It’s been quite an education reading Kate Bowler’s Blessed: A History of the American Prosperity Gospel alongside studying the Book of Job. One church member offered the observation that the counsel of Job’s friends sounds much like the prosperity gospel. The prosperity gospel is also known as the “health and wealth gospel” and the “Word of faith” movement. A more crass description of this teaching is “name it and claim it.” Here are two errors that are prominent in both the prosperity gospel and much of the counsel of Job’s friends.

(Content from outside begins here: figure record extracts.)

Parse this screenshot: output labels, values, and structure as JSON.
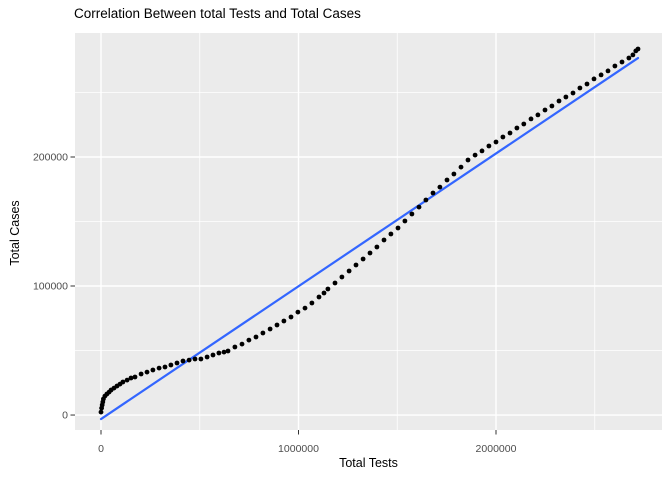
{
  "chart": {
    "title": "Correlation Between total Tests and Total Cases",
    "xlabel": "Total Tests",
    "ylabel": "Total Cases"
  },
  "chart_data": {
    "type": "scatter",
    "title": "Correlation Between total Tests and Total Cases",
    "xlabel": "Total Tests",
    "ylabel": "Total Cases",
    "xlim": [
      -131600,
      2840500
    ],
    "ylim": [
      -11600,
      296100
    ],
    "grid": "on",
    "legend": "none",
    "x_major_ticks": [
      {
        "value": 0,
        "label": "0"
      },
      {
        "value": 1000000,
        "label": "1000000"
      },
      {
        "value": 2000000,
        "label": "2000000"
      }
    ],
    "x_minor_ticks": [
      500000,
      1500000,
      2500000
    ],
    "y_major_ticks": [
      {
        "value": 0,
        "label": "0"
      },
      {
        "value": 100000,
        "label": "100000"
      },
      {
        "value": 200000,
        "label": "200000"
      }
    ],
    "y_minor_ticks": [
      50000,
      150000,
      250000
    ],
    "regression_line": {
      "from": [
        0,
        -3100
      ],
      "to": [
        2719000,
        276700
      ]
    },
    "points": [
      [
        0,
        2300
      ],
      [
        3000,
        5400
      ],
      [
        6000,
        7800
      ],
      [
        9000,
        10100
      ],
      [
        12000,
        12400
      ],
      [
        20000,
        14700
      ],
      [
        30000,
        16300
      ],
      [
        41000,
        17800
      ],
      [
        51000,
        19400
      ],
      [
        66000,
        20900
      ],
      [
        81000,
        22500
      ],
      [
        96000,
        24000
      ],
      [
        111000,
        25600
      ],
      [
        132000,
        27100
      ],
      [
        152000,
        28700
      ],
      [
        172000,
        29500
      ],
      [
        203000,
        31800
      ],
      [
        233000,
        33300
      ],
      [
        263000,
        34900
      ],
      [
        294000,
        36400
      ],
      [
        324000,
        37200
      ],
      [
        354000,
        38800
      ],
      [
        385000,
        40300
      ],
      [
        415000,
        41900
      ],
      [
        446000,
        42600
      ],
      [
        476000,
        43400
      ],
      [
        506000,
        43400
      ],
      [
        537000,
        45000
      ],
      [
        567000,
        46500
      ],
      [
        597000,
        48100
      ],
      [
        623000,
        48800
      ],
      [
        643000,
        49600
      ],
      [
        678000,
        52700
      ],
      [
        714000,
        55000
      ],
      [
        749000,
        58100
      ],
      [
        785000,
        60500
      ],
      [
        820000,
        63600
      ],
      [
        856000,
        66700
      ],
      [
        891000,
        69800
      ],
      [
        926000,
        72900
      ],
      [
        962000,
        76000
      ],
      [
        997000,
        79800
      ],
      [
        1033000,
        82900
      ],
      [
        1068000,
        86800
      ],
      [
        1104000,
        91500
      ],
      [
        1129000,
        94600
      ],
      [
        1149000,
        97700
      ],
      [
        1185000,
        102300
      ],
      [
        1220000,
        107000
      ],
      [
        1256000,
        111600
      ],
      [
        1291000,
        116300
      ],
      [
        1327000,
        120900
      ],
      [
        1362000,
        125600
      ],
      [
        1397000,
        130200
      ],
      [
        1433000,
        135700
      ],
      [
        1468000,
        140300
      ],
      [
        1504000,
        145000
      ],
      [
        1539000,
        150400
      ],
      [
        1574000,
        155800
      ],
      [
        1610000,
        161200
      ],
      [
        1645000,
        166700
      ],
      [
        1681000,
        172100
      ],
      [
        1716000,
        176700
      ],
      [
        1752000,
        182200
      ],
      [
        1787000,
        186800
      ],
      [
        1823000,
        192200
      ],
      [
        1858000,
        197700
      ],
      [
        1894000,
        201500
      ],
      [
        1929000,
        204700
      ],
      [
        1964000,
        208500
      ],
      [
        2000000,
        211600
      ],
      [
        2035000,
        215500
      ],
      [
        2071000,
        218600
      ],
      [
        2106000,
        222500
      ],
      [
        2141000,
        225600
      ],
      [
        2177000,
        229500
      ],
      [
        2212000,
        232600
      ],
      [
        2248000,
        236400
      ],
      [
        2283000,
        239500
      ],
      [
        2319000,
        243400
      ],
      [
        2354000,
        246500
      ],
      [
        2390000,
        249600
      ],
      [
        2425000,
        253500
      ],
      [
        2461000,
        256600
      ],
      [
        2496000,
        260500
      ],
      [
        2532000,
        263600
      ],
      [
        2567000,
        266700
      ],
      [
        2602000,
        270500
      ],
      [
        2638000,
        273600
      ],
      [
        2673000,
        276700
      ],
      [
        2693000,
        279100
      ],
      [
        2708000,
        282200
      ],
      [
        2719000,
        283700
      ]
    ],
    "colors": {
      "panel_bg": "#EBEBEB",
      "grid": "#FFFFFF",
      "point": "#000000",
      "line": "#3366FF",
      "tick_label": "#4D4D4D",
      "tick_mark": "#333333",
      "title": "#000000"
    }
  }
}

An Unbiblical Anthropology. Both Job’s friends and the Word of Faith teachers bring God down to the level of humanity. Both the Creator/creature distinction and the holiness of God are slighted. Both create a world in which God can be placed in man’s debt. The reason why I point this out is that apart from the Creator/creature distinction and the holiness and justice of God, there is no room for the gospel. In this paradigm man, on his own, can achieve the righteousness of God apart from being born again, apart from a changed heart, and apart from the gracious enabling of the Holy Spirit. Having minimized “death in Adam,” they preclude “life in Christ.”

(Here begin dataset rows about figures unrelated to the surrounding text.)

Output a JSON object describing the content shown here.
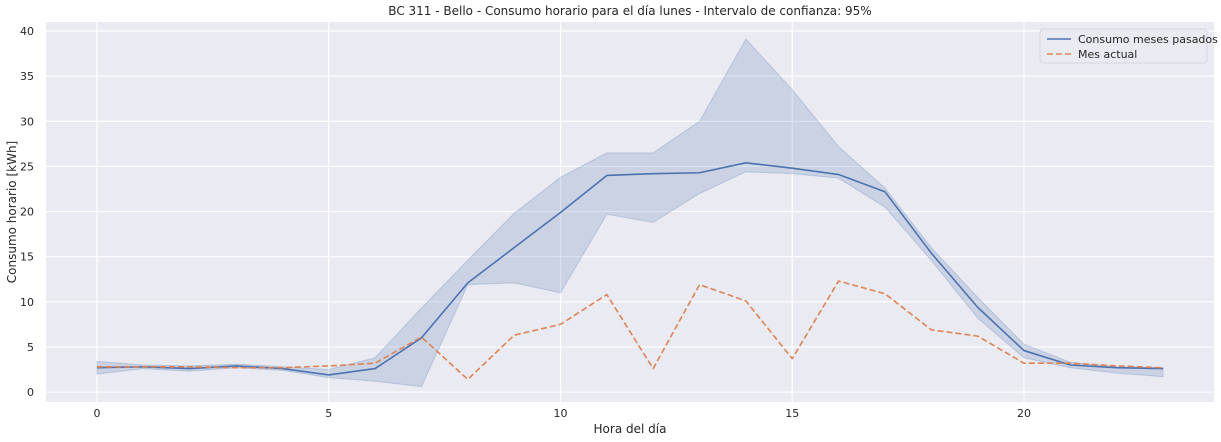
{
  "chart_data": {
    "type": "line",
    "title": "BC 311 - Bello - Consumo horario para el día lunes - Intervalo de confianza: 95%",
    "xlabel": "Hora del día",
    "ylabel": "Consumo horario [kWh]",
    "xlim": [
      -1.1,
      24.1
    ],
    "ylim": [
      -1.1,
      41
    ],
    "xticks": [
      0,
      5,
      10,
      15,
      20
    ],
    "yticks": [
      0,
      5,
      10,
      15,
      20,
      25,
      30,
      35,
      40
    ],
    "grid": true,
    "legend_position": "top-right",
    "x": [
      0,
      1,
      2,
      3,
      4,
      5,
      6,
      7,
      8,
      9,
      10,
      11,
      12,
      13,
      14,
      15,
      16,
      17,
      18,
      19,
      20,
      21,
      22,
      23
    ],
    "series": [
      {
        "name": "Consumo meses pasados",
        "style": "solid",
        "color": "#4c72b0",
        "values": [
          2.7,
          2.8,
          2.6,
          2.9,
          2.6,
          1.9,
          2.6,
          6.0,
          12.1,
          16.0,
          19.9,
          24.0,
          24.2,
          24.3,
          25.4,
          24.8,
          24.1,
          22.2,
          15.4,
          9.4,
          4.6,
          3.0,
          2.7,
          2.6
        ],
        "ci_lower": [
          2.0,
          2.6,
          2.3,
          2.7,
          2.4,
          1.6,
          1.2,
          0.6,
          11.9,
          12.1,
          11.0,
          19.7,
          18.8,
          22.0,
          24.4,
          24.2,
          23.7,
          20.5,
          14.6,
          8.2,
          3.8,
          2.7,
          2.1,
          1.7
        ],
        "ci_upper": [
          3.4,
          3.0,
          2.9,
          3.1,
          2.8,
          2.5,
          3.8,
          9.3,
          14.6,
          19.8,
          23.8,
          26.5,
          26.5,
          30.0,
          39.1,
          33.5,
          27.2,
          22.6,
          16.0,
          10.5,
          5.3,
          3.3,
          2.8,
          2.7
        ]
      },
      {
        "name": "Mes actual",
        "style": "dashed",
        "color": "#dd8452",
        "values": [
          2.8,
          2.8,
          2.8,
          2.7,
          2.7,
          2.9,
          3.2,
          6.1,
          1.4,
          6.3,
          7.5,
          10.8,
          2.6,
          11.9,
          10.1,
          3.7,
          12.3,
          10.9,
          6.9,
          6.2,
          3.2,
          3.2,
          2.9,
          2.7
        ]
      }
    ]
  }
}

An Over-Realized Eschatology. Eschatology is the study of the “end times,” the “last things.” Both Job’s friends and the prosperity gospel bring all the blessings and judgments of the world to come into this world. There is only immediate blessing and immediate retribution. Our Lord Jesus first suffered, and then entered into glory. As those who are in Christ, this is what God has called us to as well. Suffering precedes glory. This was Peter’s stumbling block in Mark 8:32-33. He saw the glory of our Lord, but could not imagine the necessity of the suffering of our Lord. This paradigm makes the process of sanctification, which is a vital element in the Christian life, superfluous. “Without holiness, no man shall see the Lord.
In future posts, I’ll add more thoughts to this.